Tracy Marciniak, whose unborn son Zachariah died when she was attacked by her husband in Wisconsin in 1992 just five days before her son’s scheduled delivery date, testified in 2003 before a congressional subcommittee hearing on the federal Unborn Victims of Violence Act: “before his trial, my attacker said on TV that he would never have hit me if he had thought that he could be charged with the killing of his child.” She said of her son, “please don’t tell me that my son was not a real victim of a real crime. We were both victims, but only I survived.”

Over a decade later, MP Michael Cooper (CPC, St. Albert-Edmonton), in the debate on Wagantall’s Bill C-225, stated: “an important component of our criminal justice system is that criminals are held accountable for all of the crimes they commit against their victims and not just some of the crimes.” He said that Bill C-225 provides justice for the families of Kaake and Talbot. MP Garnett Genuis (CPC, Sherwood Park-Fort Saskatchewan) also voiced his support of the bill. He summed up the frustration of many when he confessed, “it is a little disappointing to see members of other parties wanting to stir up these hot button debates when this really should be something on which there is a consensus.”

The assailant of Candice Rochelle Bobb has yet to be caught but when he is it is unclear if he will be charged with the murder of her pre born son who died three weeks later.
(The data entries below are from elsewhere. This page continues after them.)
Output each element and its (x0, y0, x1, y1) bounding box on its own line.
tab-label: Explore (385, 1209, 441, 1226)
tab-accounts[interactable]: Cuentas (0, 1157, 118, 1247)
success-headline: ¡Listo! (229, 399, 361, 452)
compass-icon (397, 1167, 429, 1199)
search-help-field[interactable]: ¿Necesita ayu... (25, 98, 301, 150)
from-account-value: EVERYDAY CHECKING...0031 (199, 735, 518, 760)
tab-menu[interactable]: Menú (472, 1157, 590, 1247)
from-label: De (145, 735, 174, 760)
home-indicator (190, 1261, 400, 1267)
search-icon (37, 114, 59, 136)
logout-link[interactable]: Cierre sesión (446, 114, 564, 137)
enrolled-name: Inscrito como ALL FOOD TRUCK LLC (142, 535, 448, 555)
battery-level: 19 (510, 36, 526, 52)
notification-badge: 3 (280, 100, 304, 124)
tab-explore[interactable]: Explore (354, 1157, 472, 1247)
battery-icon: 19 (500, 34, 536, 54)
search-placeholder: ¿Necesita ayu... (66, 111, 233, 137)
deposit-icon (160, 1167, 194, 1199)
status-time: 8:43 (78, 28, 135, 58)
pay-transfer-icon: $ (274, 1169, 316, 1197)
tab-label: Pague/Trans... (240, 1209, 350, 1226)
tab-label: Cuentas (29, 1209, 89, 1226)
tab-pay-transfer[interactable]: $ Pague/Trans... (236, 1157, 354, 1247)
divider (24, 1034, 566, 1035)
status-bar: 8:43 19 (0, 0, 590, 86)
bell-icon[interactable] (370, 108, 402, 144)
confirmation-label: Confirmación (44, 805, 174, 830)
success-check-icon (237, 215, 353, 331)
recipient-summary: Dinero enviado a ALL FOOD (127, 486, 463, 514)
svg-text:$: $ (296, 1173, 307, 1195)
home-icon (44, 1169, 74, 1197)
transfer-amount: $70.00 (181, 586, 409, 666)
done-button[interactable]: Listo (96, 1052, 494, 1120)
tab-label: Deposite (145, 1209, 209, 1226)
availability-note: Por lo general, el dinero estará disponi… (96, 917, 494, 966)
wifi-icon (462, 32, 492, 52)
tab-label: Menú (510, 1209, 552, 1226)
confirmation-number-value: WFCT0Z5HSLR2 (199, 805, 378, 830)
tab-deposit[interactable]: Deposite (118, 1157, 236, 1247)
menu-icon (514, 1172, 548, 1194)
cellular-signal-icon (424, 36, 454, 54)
The assailant of Candice Rochelle Bobb has yet to be caught but when he is it is unclear if he will be charged with the murder of her pre born son who died three weeks later.

The killer of Bobb and her son could possibly be charged with two counts of murder but he or she still eludes police. Meanwhile, Cassie and Molly’s killer might sit behind bars, but he is not held accountable for Molly’s death. In other words, both killers are getting away with murder.